Times have changed. Today, information is a currency unto itself. And using stolen access to small office networks can often be just as valuable as the data that might be stored there.
Unlike larger corporate networks, many small businesses don’t have the budget to afford full-time IT person to keep a network secure. Many IT security concerns get overlooked. Mix all the above and it becomes easy to see why small offices with 20 employees or less are among the top soft targets that are ripe for hackers and cybercriminals.
Physical security is just as important as network security. Even the best computer security becomes useless if a bad actor gets physical access to the machine. Most small offices are reasonably secure with decent locks and an alarm system. The problem is that the keys and codes never change, regardless of employee turnover.
- If possible, use an alarm code that is at least 6-digits long.
- Change your alarm security codes every 12 to 24 months. Most small offices never change their alarm codes until they get ripped off – without any sign of forced entry.
- Rekey your office locks every three to five years, sooner if you have high employee turnover.
- Any mission-critical computers with sensitive data (e.g. – customer information, inventory, production files, financials, websites, etc) should be kept in a closet or office space with a lockable door. This includes network equipment such as cable/DSL modems, routers and firewalls. All it takes is five minutes and an ounce of moxie to remove a piece of equipment that can shut an office down indefinitely – sometimes permanently.
Enforce stronger passwords. Without a well-defined IT policy, most small offices allow staff to choose passwords that are easy to remember – and hackers can crack them in minutes. Staff should choose passwords that fit the following criteria:
- at least 12 characters long,
- uses upper and lowercase with one or more numbers and special characters,
- does not use proper names or words from the dictionary,
- unique (as in not used for anything else), and
- stored only in a Password Manager app (e.g. – KeePass, 1Password, LastPass, etc).
Never write down passwords on Post-It notes; for hackers this is like putting your house key under a fake rock on your front porch. A good rule of thumb to follow: any password that is written down or in print should be considered as good as hacked.
Set up a guest WiFi network. Most wireless routers have an optional guest wireless network feature. This should always be enabled for the following reasons:
- The guest WiFi provides visitors access to the Internet without giving them access to other computers on your main network.
- Any infected laptops or devices on the guest network cannot infect computers on your main network.
- Under optimal conditions, anyone with your wireless password can sit up to 1000 feet outside your office and use a laptop or smart device to access your network. Visitors with guest access cannot come back to snoop around on your main network.
Some guest WiFi access can be set to automatically turn off after business hours. Make sure the guest SSID name and password are different than your main wireless network.
Let staff check their personal business on their own devices. BYOD (Bring Your Own Device) policies allow employees to connect their smartphones, tablets and laptops to the office guest WiFi network. By letting them handle personal affairs on their own devices this greatly reduces the chances of accidentally infecting company computers. The BYOD policy provides a clearly-defined set of rules, standards and penalties for this privilege. These rules should be easy straight forward and easy to follow.
Subscribe to an endpoint security protection provider. A basic antivirus is not enough. Seek out an endpoint solution that can handle PC, Mac, and smart devices. Along with scanning files and emails, this should also scan any USB flash drives or SD cards that get inserted into any office computer.

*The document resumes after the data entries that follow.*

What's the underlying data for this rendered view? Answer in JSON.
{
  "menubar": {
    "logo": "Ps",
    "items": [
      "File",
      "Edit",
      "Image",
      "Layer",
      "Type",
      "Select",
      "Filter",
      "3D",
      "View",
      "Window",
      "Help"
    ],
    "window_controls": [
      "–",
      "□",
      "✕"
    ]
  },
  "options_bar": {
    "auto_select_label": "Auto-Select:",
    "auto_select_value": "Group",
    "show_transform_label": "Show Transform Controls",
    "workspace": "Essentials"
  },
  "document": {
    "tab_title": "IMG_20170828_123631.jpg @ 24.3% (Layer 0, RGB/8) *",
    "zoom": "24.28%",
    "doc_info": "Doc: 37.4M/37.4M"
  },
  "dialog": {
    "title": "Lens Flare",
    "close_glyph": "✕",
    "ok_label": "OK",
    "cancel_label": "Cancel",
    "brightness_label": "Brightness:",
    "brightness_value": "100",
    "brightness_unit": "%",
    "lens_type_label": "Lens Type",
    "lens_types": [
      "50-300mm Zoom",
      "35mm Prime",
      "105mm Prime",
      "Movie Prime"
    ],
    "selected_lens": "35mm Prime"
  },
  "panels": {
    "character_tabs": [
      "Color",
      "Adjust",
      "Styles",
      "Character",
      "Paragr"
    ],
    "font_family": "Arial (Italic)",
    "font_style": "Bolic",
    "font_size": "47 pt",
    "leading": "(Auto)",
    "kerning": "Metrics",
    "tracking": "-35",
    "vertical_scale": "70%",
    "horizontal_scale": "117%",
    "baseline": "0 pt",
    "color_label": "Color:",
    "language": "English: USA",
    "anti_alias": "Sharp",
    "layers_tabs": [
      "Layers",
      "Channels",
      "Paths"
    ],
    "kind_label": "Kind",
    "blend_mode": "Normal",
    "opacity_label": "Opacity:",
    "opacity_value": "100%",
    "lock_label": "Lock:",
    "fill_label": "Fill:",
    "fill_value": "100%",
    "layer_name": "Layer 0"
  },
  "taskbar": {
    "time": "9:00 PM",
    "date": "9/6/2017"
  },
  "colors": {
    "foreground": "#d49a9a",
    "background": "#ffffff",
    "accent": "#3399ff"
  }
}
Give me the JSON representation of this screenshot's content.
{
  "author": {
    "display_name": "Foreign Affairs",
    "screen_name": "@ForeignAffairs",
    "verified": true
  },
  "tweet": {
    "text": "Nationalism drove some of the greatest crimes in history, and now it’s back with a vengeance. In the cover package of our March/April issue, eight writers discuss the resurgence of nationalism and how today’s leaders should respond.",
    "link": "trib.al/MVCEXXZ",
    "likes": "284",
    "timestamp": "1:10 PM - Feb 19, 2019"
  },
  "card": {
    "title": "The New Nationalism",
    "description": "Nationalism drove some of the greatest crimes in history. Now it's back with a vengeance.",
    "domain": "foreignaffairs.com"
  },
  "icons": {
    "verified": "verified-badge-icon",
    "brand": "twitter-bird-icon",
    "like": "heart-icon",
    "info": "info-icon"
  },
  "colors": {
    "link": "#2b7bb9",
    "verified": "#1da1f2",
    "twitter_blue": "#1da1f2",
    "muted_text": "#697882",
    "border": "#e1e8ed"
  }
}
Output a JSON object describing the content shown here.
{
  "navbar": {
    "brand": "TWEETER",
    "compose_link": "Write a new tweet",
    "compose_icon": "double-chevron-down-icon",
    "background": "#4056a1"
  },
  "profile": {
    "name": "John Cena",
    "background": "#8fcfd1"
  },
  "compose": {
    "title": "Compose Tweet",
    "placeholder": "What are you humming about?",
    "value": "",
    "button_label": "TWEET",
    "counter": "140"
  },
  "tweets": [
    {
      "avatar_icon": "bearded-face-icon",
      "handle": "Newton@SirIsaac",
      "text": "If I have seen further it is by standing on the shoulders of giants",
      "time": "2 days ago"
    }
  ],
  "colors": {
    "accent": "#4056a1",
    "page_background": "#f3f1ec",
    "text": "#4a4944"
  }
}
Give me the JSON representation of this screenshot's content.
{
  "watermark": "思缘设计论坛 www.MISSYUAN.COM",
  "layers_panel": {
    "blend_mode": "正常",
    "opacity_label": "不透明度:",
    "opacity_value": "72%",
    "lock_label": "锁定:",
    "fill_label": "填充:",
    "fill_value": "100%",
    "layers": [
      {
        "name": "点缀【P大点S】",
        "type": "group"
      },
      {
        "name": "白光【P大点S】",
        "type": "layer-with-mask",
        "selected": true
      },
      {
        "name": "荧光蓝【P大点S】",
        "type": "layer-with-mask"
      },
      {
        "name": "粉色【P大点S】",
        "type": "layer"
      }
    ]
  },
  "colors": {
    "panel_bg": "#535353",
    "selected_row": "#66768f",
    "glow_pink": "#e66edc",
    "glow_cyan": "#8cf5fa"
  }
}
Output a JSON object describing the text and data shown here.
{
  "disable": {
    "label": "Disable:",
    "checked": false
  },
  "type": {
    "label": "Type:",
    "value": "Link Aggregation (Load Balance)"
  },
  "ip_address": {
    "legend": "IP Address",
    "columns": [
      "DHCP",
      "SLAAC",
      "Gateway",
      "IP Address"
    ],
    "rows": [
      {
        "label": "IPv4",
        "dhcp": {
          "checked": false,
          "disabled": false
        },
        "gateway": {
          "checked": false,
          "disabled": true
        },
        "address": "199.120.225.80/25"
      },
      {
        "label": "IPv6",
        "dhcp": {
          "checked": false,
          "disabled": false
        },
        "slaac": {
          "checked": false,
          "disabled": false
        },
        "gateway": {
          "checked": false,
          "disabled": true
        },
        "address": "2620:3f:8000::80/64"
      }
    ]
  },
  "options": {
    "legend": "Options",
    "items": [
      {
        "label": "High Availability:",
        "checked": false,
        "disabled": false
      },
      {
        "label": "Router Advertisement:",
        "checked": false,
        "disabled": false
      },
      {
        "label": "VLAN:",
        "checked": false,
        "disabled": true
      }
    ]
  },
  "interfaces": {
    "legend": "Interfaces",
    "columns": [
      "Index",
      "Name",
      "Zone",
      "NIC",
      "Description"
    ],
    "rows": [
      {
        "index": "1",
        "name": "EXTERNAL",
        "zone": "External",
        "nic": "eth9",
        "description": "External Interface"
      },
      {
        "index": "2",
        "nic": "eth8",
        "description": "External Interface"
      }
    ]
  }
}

Subscribe to a third-party spam filtering service. Although most Internet Service Providers have some form of spam filtering in place, they can’t keep up with the tsunami of junk email. By subscribing to a third-party spam filter, incoming email gets checked through their service first then forwarded to your company inboxes. This greatly reduces the amount of phishing emails that employees may get fooled into clicking on.
Accessing the business network from outside the office should always be done over a VPN connection. Short for Virtual Private Network, a VPN creates a secure Internet tunnel from your computer or device to the office network. This prevents hackers from stealing passwords from employees connecting in over public WiFi networks.
Check your backups by testing them regularly. Data breaches, disasters and virus outbreaks on the office network should be treated like catching the common cold – sooner or later it will happen to you. Solid backups are your only true protection against potentially losing everything.
Don’t use vector-based company logos in PDFs available on your website. Vector-based logos are made of paths, allowing them to be scaled to any size without a loss of quality. Raster-based logos are made up of dots and quickly lose image quality if the size is manipulated. A savvy adversary can lift a vector company logo out of a PDF and use it to forge exact copies of your print letterhead, company emails and even company ID badges – anything with your logo on it. By using raster logos (high compression JPEGs, PNGs, etc) this makes forging your company materials more difficult.
Finally, Treat all your data as valuable. To a seasoned hacker on the hunt, data comes in two types: data to exploit and data to steal (and sell). Even the most innocent information can be parlayed into playing a role in cracking into your network. Take nothing for granted… and shred everything once it has outlived its usefulness.